長松御厨
【ながまつのみくりや】

旧国名:伊勢
(中世)鎌倉期~室町期に見える御厨名。伊勢国朝明(あさけ)・三重両郡のうち。朝明郡長松御厨は内宮領。「神鳳鈔」に80町上分米33石,「神領納所記」は33石,中古20石,今15石,享徳元年「庁宣注文」も33石,20石,近年13石あるいは14石とのせる。三重郡長松御厨は外宮領,「神鳳鈔」では4石,しかし,「外宮神領目録」「神領給人引付」では朝明郡としており,前者は5石「但近年四石済」,後者に給人として「御倉 今ハ貞季」と注がある。このほか両書とも三重郡に「永松神田」の記載がある。寛元2年祭主大中臣隆通は,神祇権少副大中臣季宣に,記録所牒に任せて当厨内田畠在家等の文書正文の進上を命じている(河辺家譜12/鎌遺6341)。相論の相手・内容は不明であるが,同4年にも院評定においてとりあげられており,相論が継続していることがわかる(葉黄記11月3日条)。康永元年の長松御厨雑掌宗重申状によれば,当御厨は内宮一禰宜の「分附管領」の地で,近年動乱により入部が不可能であったが,路次静謐となり上分米催使を派遣したところ「御厨家一同」は惣官=祭主の下知状なくば沙汰致し難いと拒否,このため下知状の下付を申請している(神宮文庫蔵貞治3年内宮遷宮記裏文書)。応永29年管領畠山満長は守護土岐持頼に対し「治暦所見分明之上」は他家知行を停止し,当御厨を長松為国に沙汰付することを命じている(地蔵院文書/京都大学所蔵)。文安元年為国は当知行地本御厨内5名(みよう)につき,地蔵院が「持長(茂永)」内と申しかすめ押領したと称し「治暦所見」,応永29年の御教書を支証に内宮に出訴している(地蔵院文書)。他方,地蔵院は茂永・小泉御厨内新開分を三条殿(正親町三条実雅か)被官長松為国が押領,この地は去る永享12年奉行飯尾為種に就き提訴,落居まで年貢を置くべしとの奉書が下されているにもかかわらず,為国はこれを無視,この上は三条殿に仰せ御成敗あるべしと幕府に提訴している(地蔵院文書)。

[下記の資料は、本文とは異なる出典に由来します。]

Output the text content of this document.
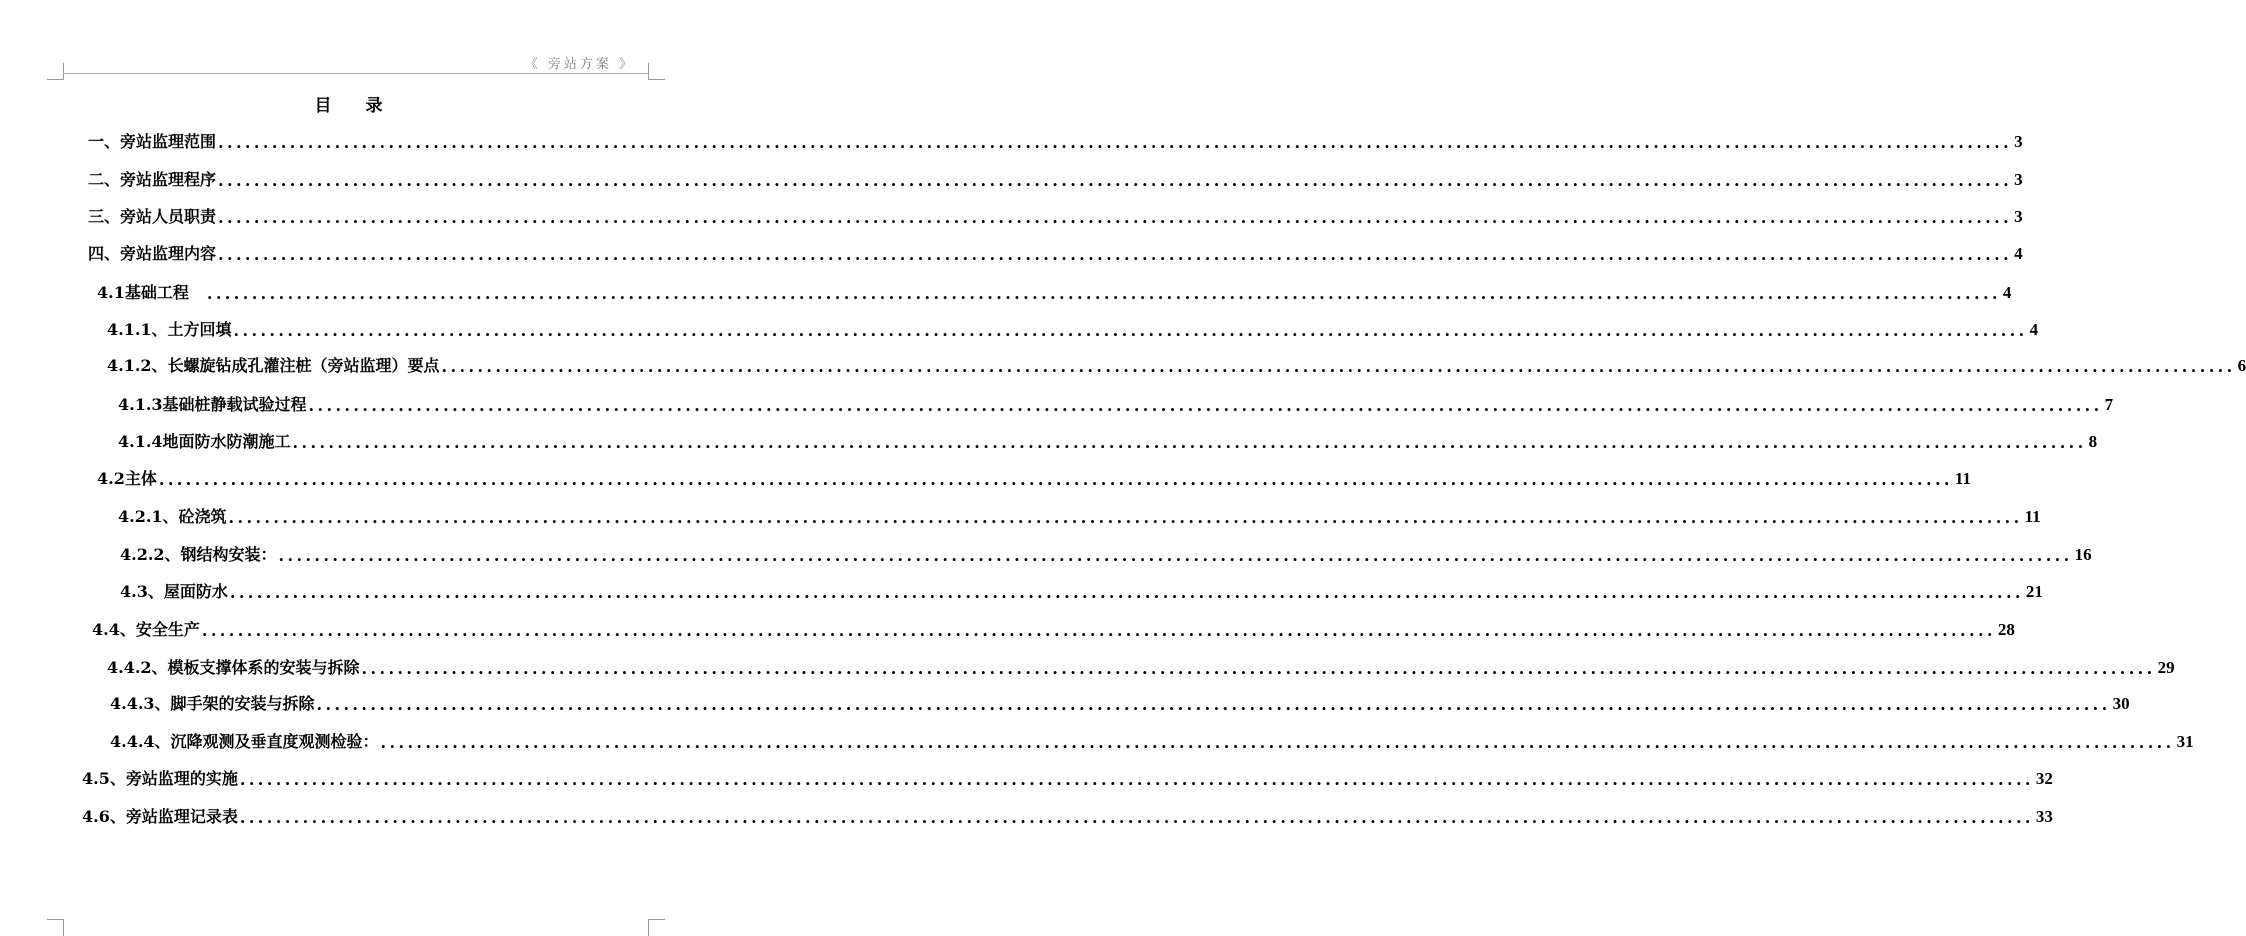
《 旁站方案 》
目 录
一、旁站监理范围 ........................................................................................................................................................................................................ 3
二、旁站监理程序 ........................................................................................................................................................................................................ 3
三、旁站人员职责 ........................................................................................................................................................................................................ 3
四、旁站监理内容 ........................................................................................................................................................................................................ 4
4.1基础工程　 ........................................................................................................................................................................................................ 4
4.1.1、土方回填 ........................................................................................................................................................................................................ 4
4.1.2、长螺旋钻成孔灌注桩（旁站监理）要点 ........................................................................................................................................................................................................ 6
4.1.3基础桩静载试验过程 ........................................................................................................................................................................................................ 7
4.1.4地面防水防潮施工 ........................................................................................................................................................................................................ 8
4.2主体 ........................................................................................................................................................................................................ 11
4.2.1、砼浇筑 ........................................................................................................................................................................................................ 11
4.2.2、钢结构安装： ........................................................................................................................................................................................................ 16
4.3、屋面防水 ........................................................................................................................................................................................................ 21
4.4、安全生产 ........................................................................................................................................................................................................ 28
4.4.2、模板支撑体系的安装与拆除 ........................................................................................................................................................................................................ 29
4.4.3、脚手架的安装与拆除 ........................................................................................................................................................................................................ 30
4.4.4、沉降观测及垂直度观测检验： ........................................................................................................................................................................................................ 31
4.5、旁站监理的实施 ........................................................................................................................................................................................................ 32
4.6、旁站监理记录表 ........................................................................................................................................................................................................ 33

相論の推移は不明であるが,為国の主張を信じれば,当御厨の成立は11世紀後半にさかのぼることができる。また長松・茂永・小泉御厨が互いに隣接していることがわかる。寛正3年内宮禰宜荒木田氏経の長松御厨口入所雑掌正弘は内宮に解状を出し,本上分米33石,口入米50石に関し,長松道祖若丸(為国孫)が数か年上分米は減員,口入米は対捍に及んだため,彼を改替,由緒に任せ,切山帯刀左衛門尉頼式に知行を仰せつけられたいと提訴,切山頼式も同時に,永享7年,長松為国が三条殿被官の威をかり押領したと知行回復の訴えをしており(氏経引付),これをうけ内宮は幕府に頼式知行安堵の解状を捧げている(氏経引付,氏経神事記5月11日条)。なお,次にふれる相論の際,氏経が主張するところでは,この口入米50石は父氏貫が長松御厨不知行の時,幕府御教書を賜わって,知行回復に成功したため,内宮は彼を口入所として契約,この権利を氏経が相続したものという(氏経引付)。文明14~15年にかけ,御厨内野美名等3か村をめぐって,内宮・山田広徳寺・長松為経間に複雑な相論が発生している。事の発端は,他所からの内宮上分米を輸送中,山田広徳寺が高羽江にて7石,「質納」(差押)したことにあった。広徳寺の主張は,外宮領野美名三か里(これが三重郡長松御厨にあたる)は祖父の時,祭主より寄進をうけたもので,段別5升の得分であるが,近年長松方が押領,これに抗議したところ,長松為経は,その分を毎年内宮に上納しているとの返答であったため「質納」したのであるという。氏経は山田三方,高羽江雄徳寺,下村氏,羽津元秀に斡旋を依頼,抑留米の返却を求める一方,長松氏に内宮領長松御厨上分・口入米との混同を抗議,これに対し,長松氏や彼を支持する羽津元秀は野美名上分米は毎年3石外宮に上納していること,同名は代々「御判地」で長松氏当知行地であり,広徳寺の主張は「無謂」主張であり,支証として文明元年の赤堀兵庫助の非法を停止した幕府奉行人奉書,同5・14年の外宮上分米請取状を氏経に送っている。これより争点は広徳寺・長松氏間の所領相論に移行,広徳寺は文明15年以前の赤堀・浜田親綱の年貢送状を提出するとともに,内宮に対し,以前の訴訟(時期不明)の際提出した支証類の返還を要求,氏経は預かったことを否定するなど複雑な様相を呈することとなった。15年に至り相論は「起請」にて決することになり,外宮,山田三方を仲介として宇治五日市場辺にて広徳寺,為経子為延間で湯起請が行われることとなった。残念ながらこの起請の結果は不明である。この相論は内・外宮,山田三方,寺院,国人など諸勢力が登場する相論として興味深いものがある(以上,氏経引付)。比定地は未詳だが応永29年の幕府御教書に,四至として東は海,西は乗(垂か)坂寺,南は三重与□(堺か),北は2条9里・鳥□とある。ちなみに,四日市市羽津に小字長松がある。また「玉葉」寿永3年1月14日条に見える虵・真虫が打ちあげられたという「永松」は当地のことと思われる。